The soil porosity, pore size distribution, micro-morphology and the leaching of surface-applied solutes after six years of continuous winter wheat planted by direct drilling (DD) or conventional cultivation (PL) were compared. The total porosity of the PL soil was greater than that of the DD soil throughout most of the cultivated depth. This was mainly due to the greater volume of pores >300 µm diameter in the PL than DD soil. Pores in this size range were, however, more stable in the DD than PL soil, with the differences between tillage treatments being more apparent at the winter than summer sampling occasion. The most common macropores in PL soil were compound packing voids with only a few variably oriented biotic channels (>5 mm) being present.
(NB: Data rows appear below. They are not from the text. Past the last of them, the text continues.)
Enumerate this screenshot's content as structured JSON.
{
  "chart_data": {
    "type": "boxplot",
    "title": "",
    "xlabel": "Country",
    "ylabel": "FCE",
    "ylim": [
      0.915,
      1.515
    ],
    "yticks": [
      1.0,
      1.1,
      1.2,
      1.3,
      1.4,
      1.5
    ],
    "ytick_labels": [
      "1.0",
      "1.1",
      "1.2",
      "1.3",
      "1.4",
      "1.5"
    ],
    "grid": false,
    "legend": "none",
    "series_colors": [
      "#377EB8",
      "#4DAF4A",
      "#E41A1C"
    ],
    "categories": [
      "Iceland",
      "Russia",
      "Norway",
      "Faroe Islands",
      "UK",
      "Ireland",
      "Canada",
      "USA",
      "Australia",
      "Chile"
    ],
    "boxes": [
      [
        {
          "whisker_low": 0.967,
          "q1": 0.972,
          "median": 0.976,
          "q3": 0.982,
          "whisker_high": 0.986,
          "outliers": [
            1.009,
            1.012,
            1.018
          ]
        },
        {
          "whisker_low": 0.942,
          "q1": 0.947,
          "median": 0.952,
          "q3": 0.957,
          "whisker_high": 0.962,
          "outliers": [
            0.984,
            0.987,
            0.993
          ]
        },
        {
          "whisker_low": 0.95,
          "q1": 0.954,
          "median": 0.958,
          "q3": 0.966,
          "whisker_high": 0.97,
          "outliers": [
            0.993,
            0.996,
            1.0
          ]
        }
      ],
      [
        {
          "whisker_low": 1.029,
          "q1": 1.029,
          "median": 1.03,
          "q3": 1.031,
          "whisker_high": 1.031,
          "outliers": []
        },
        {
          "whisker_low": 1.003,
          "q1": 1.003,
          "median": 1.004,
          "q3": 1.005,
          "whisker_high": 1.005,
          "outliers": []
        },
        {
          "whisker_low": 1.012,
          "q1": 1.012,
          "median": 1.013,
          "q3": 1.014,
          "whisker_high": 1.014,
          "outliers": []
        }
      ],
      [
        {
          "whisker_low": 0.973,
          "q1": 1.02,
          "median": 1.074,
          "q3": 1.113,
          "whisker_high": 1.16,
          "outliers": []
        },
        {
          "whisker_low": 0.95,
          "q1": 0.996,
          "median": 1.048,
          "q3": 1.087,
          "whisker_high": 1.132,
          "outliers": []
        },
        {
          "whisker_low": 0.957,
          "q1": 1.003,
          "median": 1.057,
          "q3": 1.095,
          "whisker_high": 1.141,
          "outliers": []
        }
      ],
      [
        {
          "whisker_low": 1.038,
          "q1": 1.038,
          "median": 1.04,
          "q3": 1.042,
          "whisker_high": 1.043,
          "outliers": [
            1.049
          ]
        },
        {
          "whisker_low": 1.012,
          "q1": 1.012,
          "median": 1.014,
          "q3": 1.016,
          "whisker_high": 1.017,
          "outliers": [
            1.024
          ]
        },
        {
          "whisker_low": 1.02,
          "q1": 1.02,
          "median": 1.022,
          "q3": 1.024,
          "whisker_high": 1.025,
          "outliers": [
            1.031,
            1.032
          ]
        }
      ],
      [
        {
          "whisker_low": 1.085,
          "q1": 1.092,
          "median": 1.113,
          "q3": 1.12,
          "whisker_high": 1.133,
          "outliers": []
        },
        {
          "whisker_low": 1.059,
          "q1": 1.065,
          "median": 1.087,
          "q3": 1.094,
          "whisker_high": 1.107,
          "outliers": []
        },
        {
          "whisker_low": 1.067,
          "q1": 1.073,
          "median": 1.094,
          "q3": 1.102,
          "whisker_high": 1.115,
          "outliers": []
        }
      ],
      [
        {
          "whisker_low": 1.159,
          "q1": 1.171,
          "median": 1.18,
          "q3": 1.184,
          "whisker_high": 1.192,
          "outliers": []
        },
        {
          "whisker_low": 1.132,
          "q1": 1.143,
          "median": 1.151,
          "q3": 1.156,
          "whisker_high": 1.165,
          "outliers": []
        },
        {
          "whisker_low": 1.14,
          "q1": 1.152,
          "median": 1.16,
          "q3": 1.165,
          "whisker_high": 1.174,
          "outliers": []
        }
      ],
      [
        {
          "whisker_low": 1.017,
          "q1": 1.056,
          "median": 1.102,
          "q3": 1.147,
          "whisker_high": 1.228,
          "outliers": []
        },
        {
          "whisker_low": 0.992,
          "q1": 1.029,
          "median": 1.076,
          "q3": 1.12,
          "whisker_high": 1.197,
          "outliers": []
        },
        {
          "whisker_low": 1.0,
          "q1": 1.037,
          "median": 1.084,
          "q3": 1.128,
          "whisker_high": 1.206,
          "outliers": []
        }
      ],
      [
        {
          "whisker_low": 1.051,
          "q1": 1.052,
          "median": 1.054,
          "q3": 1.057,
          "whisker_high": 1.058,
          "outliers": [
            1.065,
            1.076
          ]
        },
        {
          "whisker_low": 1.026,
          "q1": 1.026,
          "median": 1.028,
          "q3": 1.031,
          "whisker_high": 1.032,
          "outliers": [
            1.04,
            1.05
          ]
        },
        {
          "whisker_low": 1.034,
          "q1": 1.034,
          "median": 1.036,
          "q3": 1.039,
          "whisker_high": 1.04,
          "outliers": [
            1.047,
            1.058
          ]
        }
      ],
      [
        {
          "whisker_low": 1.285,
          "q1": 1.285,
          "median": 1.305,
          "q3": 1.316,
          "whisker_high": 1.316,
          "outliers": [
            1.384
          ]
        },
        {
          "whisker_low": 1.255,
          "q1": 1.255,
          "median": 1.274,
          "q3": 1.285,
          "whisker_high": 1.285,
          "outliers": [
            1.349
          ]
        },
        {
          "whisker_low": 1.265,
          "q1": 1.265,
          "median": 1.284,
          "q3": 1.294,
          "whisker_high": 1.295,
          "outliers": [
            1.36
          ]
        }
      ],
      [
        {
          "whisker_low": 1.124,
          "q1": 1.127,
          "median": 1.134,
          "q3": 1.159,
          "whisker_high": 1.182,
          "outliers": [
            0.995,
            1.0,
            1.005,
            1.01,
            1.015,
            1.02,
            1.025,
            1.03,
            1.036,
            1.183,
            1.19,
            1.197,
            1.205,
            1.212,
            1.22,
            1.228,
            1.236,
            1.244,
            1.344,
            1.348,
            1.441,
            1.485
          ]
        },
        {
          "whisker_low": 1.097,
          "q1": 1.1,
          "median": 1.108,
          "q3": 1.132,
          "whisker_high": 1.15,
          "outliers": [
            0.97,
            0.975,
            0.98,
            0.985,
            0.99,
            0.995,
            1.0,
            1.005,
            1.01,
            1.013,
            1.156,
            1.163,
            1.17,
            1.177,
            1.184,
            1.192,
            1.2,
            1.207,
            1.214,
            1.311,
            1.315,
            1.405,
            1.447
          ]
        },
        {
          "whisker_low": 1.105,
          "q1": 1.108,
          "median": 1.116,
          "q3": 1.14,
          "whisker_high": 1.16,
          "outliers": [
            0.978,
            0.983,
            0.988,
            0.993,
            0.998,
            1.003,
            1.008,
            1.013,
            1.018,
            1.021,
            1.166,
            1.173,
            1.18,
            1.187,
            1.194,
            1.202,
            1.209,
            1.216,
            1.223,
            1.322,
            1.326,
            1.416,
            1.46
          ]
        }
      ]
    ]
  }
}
In contrast, the DD soil consisted mainly of a system of vertically or subvertically oriented biotic channels which were frequently linked with planar voids (< 1 mm). The probable differences in tortuosity and continuity of these contrasting pore systems were related to the leaching characteristics observed under the two tillage treatments. The breakthrough curves showed extensive preferential flow under both ponded infiltration and simulated-rainfall input conditions. More rapid leaching through DD than PL soil was observed for both 'equilibrated' and 'non-equilibrated' surface-applied solutes under ponded infiltration conditions. This implied that large pores were more continuous in uncultivated than cultivated soil. In contrast, it is suggested that there was no difference in the continuity of the smaller pores involved in water and solute flow under simulated rainfall since both tillage treatments had similar breakthrough curves under these conditions. More solute was recovered in 1.5 pore volumes of leachate under simulated rainfall than ponded infiltration conditions.